Al Sharpton is about to be shamed.
The race-baiting Leftist is going to be marching on Washington D.C. on Saturday to commemorate Martin Luther King Day and just five days before Donald Trump’s inauguration, but it could be a very lonely walk.
His “We Shall Not Be Moved” march has fewer than 2,000 “likes” on Facebook, meaning attendance at the Washington event will likely be far lower. By comparison, a rival event, the “Women’s March on Washington” has more than 100,000 likes and will likely be attended by tens of thousands.
The greatest thing about Al Sharpton’s public shaming is the far larger women’s march is being organized by two organizers who used to be part of Sharpton’s “National Action Network.”

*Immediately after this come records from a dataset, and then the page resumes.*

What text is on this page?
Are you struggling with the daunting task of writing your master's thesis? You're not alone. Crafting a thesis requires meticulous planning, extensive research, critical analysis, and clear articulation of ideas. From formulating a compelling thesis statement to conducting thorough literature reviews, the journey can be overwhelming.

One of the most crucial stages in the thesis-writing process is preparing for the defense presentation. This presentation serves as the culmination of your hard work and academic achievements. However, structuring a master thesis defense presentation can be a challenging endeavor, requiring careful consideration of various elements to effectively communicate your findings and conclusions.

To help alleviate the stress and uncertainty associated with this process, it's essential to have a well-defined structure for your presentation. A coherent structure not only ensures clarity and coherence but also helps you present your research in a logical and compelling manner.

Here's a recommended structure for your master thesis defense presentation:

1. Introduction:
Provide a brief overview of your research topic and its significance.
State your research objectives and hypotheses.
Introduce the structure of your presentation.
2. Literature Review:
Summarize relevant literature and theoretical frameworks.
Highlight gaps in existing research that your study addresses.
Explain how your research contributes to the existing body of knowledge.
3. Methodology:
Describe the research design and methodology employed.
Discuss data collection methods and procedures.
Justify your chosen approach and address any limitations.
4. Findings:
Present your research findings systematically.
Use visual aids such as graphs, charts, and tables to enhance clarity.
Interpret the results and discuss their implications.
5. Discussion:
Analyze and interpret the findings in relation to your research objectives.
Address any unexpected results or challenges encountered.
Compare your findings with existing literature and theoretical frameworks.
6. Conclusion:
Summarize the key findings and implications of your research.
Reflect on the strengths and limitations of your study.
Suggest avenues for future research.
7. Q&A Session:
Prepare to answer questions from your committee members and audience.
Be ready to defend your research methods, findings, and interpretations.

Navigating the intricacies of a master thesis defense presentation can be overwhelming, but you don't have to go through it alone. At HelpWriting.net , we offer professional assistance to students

The women’s march has largely been organized by “women of color” and is expected to draw a large contingent of African Americans and other minorities – the same group who Sharpton used to think he could lead around by the nose.

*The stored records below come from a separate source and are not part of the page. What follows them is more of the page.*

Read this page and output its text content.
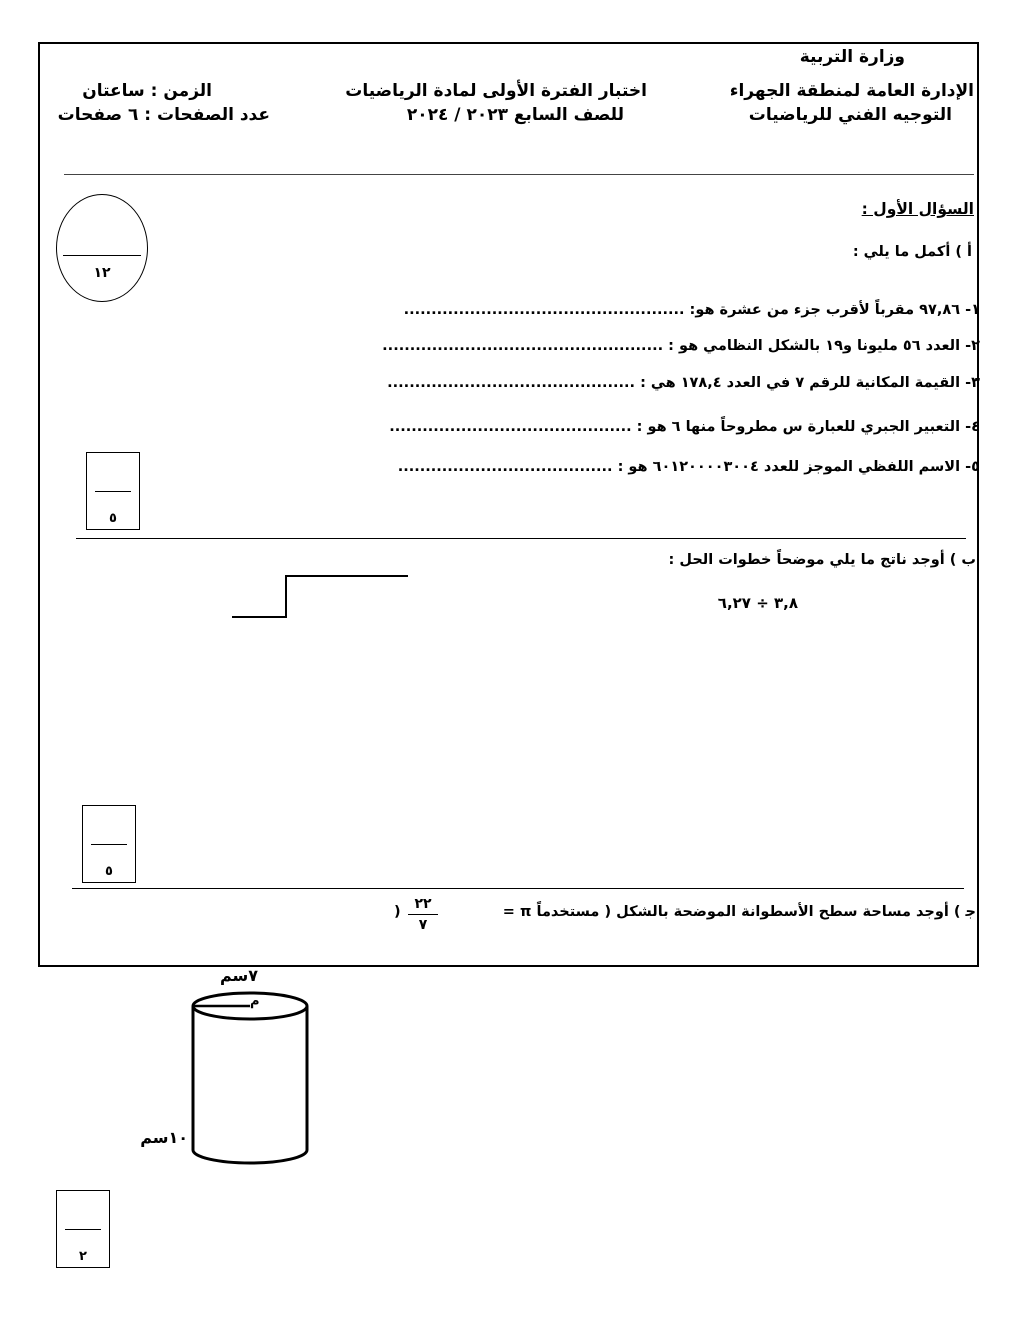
وزارة التربية
الإدارة العامة لمنطقة الجهراء
التوجيه الفني للرياضيات
اختبار الفترة الأولى لمادة الرياضيات
للصف السابع ٢٠٢٣ / ٢٠٢٤
الزمن : ساعتان
عدد الصفحات : ٦ صفحات
السؤال الأول :
١٢
أ ) أكمل ما يلي :
١- ٩٧,٨٦ مقرباً لأقرب جزء من عشرة هو: ...................................................
٢- العدد ٥٦ مليونا و١٩ بالشكل النظامي هو : ...................................................
٣- القيمة المكانية للرقم ٧ في العدد ١٧٨,٤ هي : .............................................
٤- التعبير الجبري للعبارة س مطروحاً منها ٦ هو : ............................................
٥- الاسم اللفظي الموجز للعدد ٦٠١٢٠٠٠٠٣٠٠٤ هو : .......................................
٥
ب ) أوجد ناتج ما يلي موضحاً خطوات الحل :
٣,٨ ÷ ٦,٢٧
٥
ﺟ ) أوجد مساحة سطح الأسطوانة الموضحة بالشكل ( مستخدماً π =
٢٢
٧
)
٧سم
م
١٠سم
٢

A spokeswoman for Sharpton vaguely said his march is getting support from “labor organizations, clergy, civil liberty groups and activists.” She added the march has also sparked the interest of college students, pointing specifically to Howard University and Spelman College. But a rep from Spelman College recently told Heat Street the university is not sending any students to the march.

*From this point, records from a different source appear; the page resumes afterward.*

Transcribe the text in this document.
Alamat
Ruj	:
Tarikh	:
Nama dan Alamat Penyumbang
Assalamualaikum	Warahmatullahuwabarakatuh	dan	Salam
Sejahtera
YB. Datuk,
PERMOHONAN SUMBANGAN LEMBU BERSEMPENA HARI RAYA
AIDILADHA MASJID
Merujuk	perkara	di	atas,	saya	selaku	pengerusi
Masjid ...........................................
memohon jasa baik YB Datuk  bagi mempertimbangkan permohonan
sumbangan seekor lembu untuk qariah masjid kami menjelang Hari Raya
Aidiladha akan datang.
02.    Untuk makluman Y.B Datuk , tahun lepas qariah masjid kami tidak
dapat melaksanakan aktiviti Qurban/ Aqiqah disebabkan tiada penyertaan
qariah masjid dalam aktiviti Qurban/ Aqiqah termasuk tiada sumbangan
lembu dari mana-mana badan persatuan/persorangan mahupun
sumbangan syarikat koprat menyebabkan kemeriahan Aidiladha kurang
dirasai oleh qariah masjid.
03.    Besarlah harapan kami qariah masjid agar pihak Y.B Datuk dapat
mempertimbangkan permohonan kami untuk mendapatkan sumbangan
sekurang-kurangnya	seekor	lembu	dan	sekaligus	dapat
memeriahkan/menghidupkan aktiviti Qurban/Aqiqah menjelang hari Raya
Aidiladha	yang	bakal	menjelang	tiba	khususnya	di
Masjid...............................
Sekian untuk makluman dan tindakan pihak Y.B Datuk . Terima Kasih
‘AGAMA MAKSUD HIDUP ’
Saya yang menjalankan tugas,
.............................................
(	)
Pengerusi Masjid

Their organizing website has links for bus departures and media credentials and volunteer information, but it’s more Spartan than it seems. There are zero buses leaving from anywhere west of the Mississippi.
Still, they claim that “on January 14, 2017, thousands of Americans from every walk of life will gather in the heart of our nation’s capital for the We Shall Not Be Moved march and rally.
Probably not thousands.
Could they get enough people for a pickup basketball game?
Sharpton’s inaugural humiliation accompanies his dramatic reversal of fortunes. Over the past eight years, the Rev visited the White House at least 115 times, attending intimate meetings with President Obama and Valerie Jarrett. He also hosted a prime-time weekday show on MSNBC.
But in 2015, MSNBC bumped the Rev to a sleepy 8 a.m. Sunday slot. Sharpton continues to host a syndicated radio show during the week, but his prospects for White House visitations look scant after 2016. His prestige has faded, especially among young blacks, who have instead rallied behind leaders from Ta-Nehisi Coates to Cornel West to the organizers of Black Lives Matter. A Quinnipiac poll last year found Sharpton’s favorability rating was just 29 percent in New York City, his lowest score ever.